July 26, 2011

The search for Cervantes' bones

by

Miguel de Cervantes, by Juan de Jauregui

“Historians and archaeologists,” says a story in the Guardian, “plan to reveal the true face of the author of Don Quixote of La Mancha, Miguel de Cervantes— that is, if they can find him.

It seems Cervantes’ body was lost in 1673 during a renovation of the convent near his home in Madrid where he’d originally been buried when he died in 1616.

But finding his body “would allow forensic archaeologists to reconstruct the face of a man only known from a picture painted by artist Juan de Jauregui some 20 years after his death,” notes the Guardian story. Also, “The bones may also reveal whether Cervantes, who is believed to have died of cirrhosis and was accused by rivals of being a notorious tippler, drank himself into the grave.” As historian Fernando Prado puts it, “They may not just help us to discover what he looked like, but also why he died.”

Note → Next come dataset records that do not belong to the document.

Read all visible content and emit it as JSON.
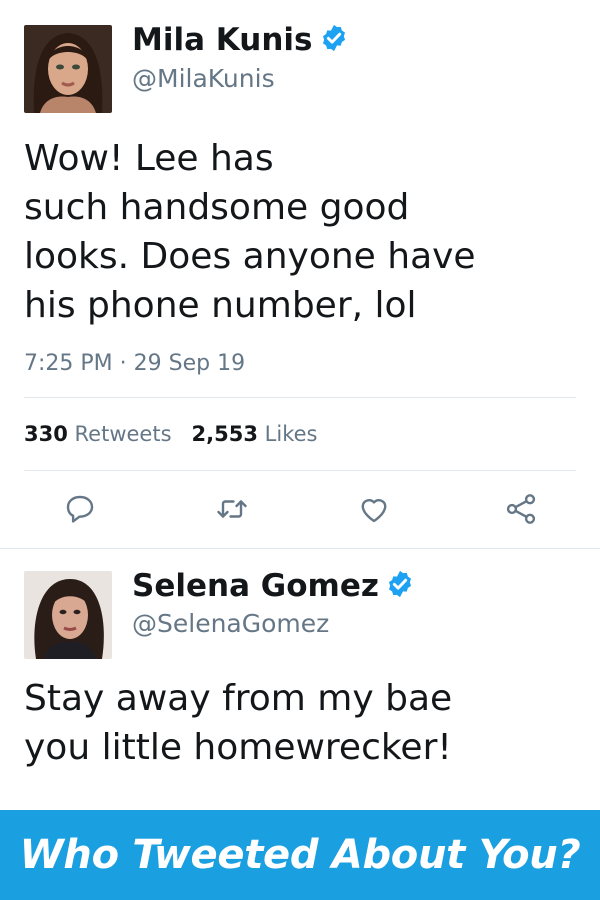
{
  "tweets": [
    {
      "display_name": "Mila Kunis",
      "handle": "@MilaKunis",
      "verified": true,
      "text_lines": [
        "Wow! Lee has",
        "such handsome good",
        "looks. Does anyone have",
        "his phone number, lol"
      ],
      "timestamp": "7:25 PM · 29 Sep 19",
      "retweets_count": "330",
      "retweets_label": "Retweets",
      "likes_count": "2,553",
      "likes_label": "Likes",
      "actions": [
        "reply-icon",
        "retweet-icon",
        "like-icon",
        "share-icon"
      ]
    },
    {
      "display_name": "Selena Gomez",
      "handle": "@SelenaGomez",
      "verified": true,
      "text_lines": [
        "Stay away from my bae",
        "you little homewrecker!"
      ]
    }
  ],
  "banner": {
    "text": "Who Tweeted About You?"
  },
  "colors": {
    "verified_badge": "#1da1f2",
    "banner_background": "#1a9fe0",
    "secondary_text": "#657786",
    "icon_gray": "#657786"
  }
}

Hmm, could it possibly have been due to the “blast from a harquebus” that hit him in the chest when he found himself in the Battle of Lepanto in 1571? The same battle where his left hand was so badly hacked he was unable to use it for the rest of his life? (We won’t even get into the five years he spent afterward as a slave in North Africa.)

In any event, the search for Cervantes’ bones will involve “geo-radar technology to search for hidden niches in the convent’s walls and to scan up to five metres below ground.” And experts say that due to the wounds, they’ll know him when they find him.

Dennis Johnson is the founder of MobyLives, and the co-founder and co-publisher of Melville House.